2. Till MacOS X was ready Apple concentrated on what it WAS able to do well: hardware development. iMac, iBook, etc. Nokia abandon's the existing hardware.
3. When the times were tough Steve was able to ignore old hatred and sign a deal with Microsoft. It was critical for many reasons. Nokia decides that "Google can stuff it, we'll go with Microsoft" - only because Google refused to give them special preferences (and why should they?).
4. Old plaform got two more revisions: MacOS 8 and MacOS 9. Sure, they were incremental improvements over MacOS 7, but they showed that "MacOS X is for the future, MacOS Classic is for today". Elop managed to squash all hope for the Symbian future.
5. And Apple offered a transition path (even if MacOS Classic and MacOS X are even more different internally then Symbian and WP7). There are nothing like that in Nokia's plans.

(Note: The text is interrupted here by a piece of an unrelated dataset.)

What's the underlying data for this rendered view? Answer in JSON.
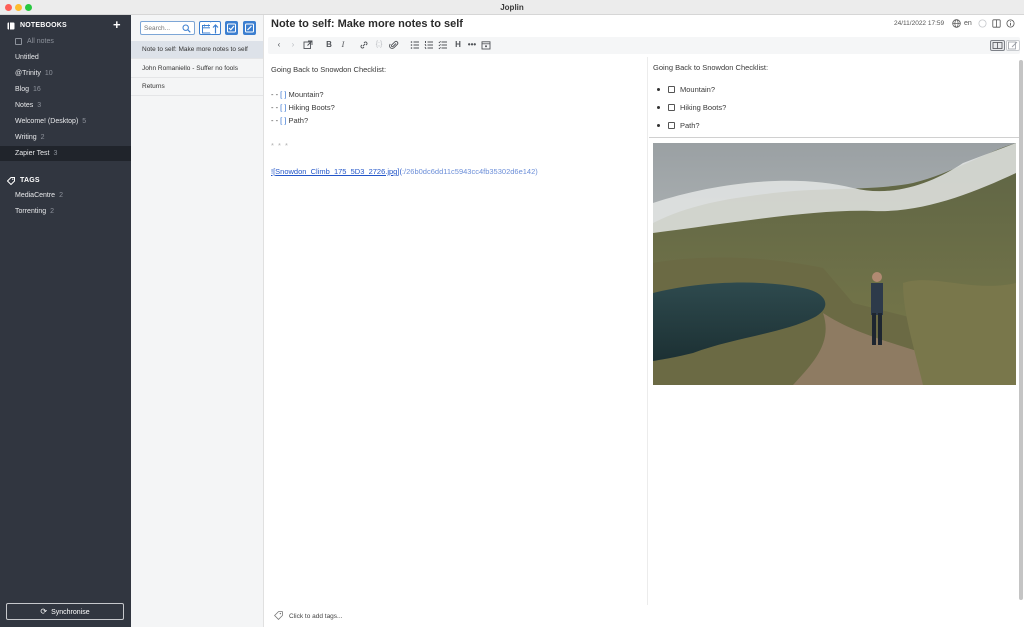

Elop picked some ideas from Steve but added his own pro-Microsoft bias and arrogance - without thinking all the details. No wonder the result is a disaster.
As for today... Apple can not be disrupted by Android: they both offer the same "new way of life": "There's An App For That". They may compete on price, on nuances of execution, but they have the same concept in the core.
But Nokia and RIM are different: they offered totally different idea of what the smartphone is (RIM offered "interactive pager" and Nokia offered "communicator" - which are centered around different paradigms) - and THIS paradigms didn't fly. Apparently more and more people like "There's An App For That" lifestyle and that means RIM and Nokia must change (and FAST) or die.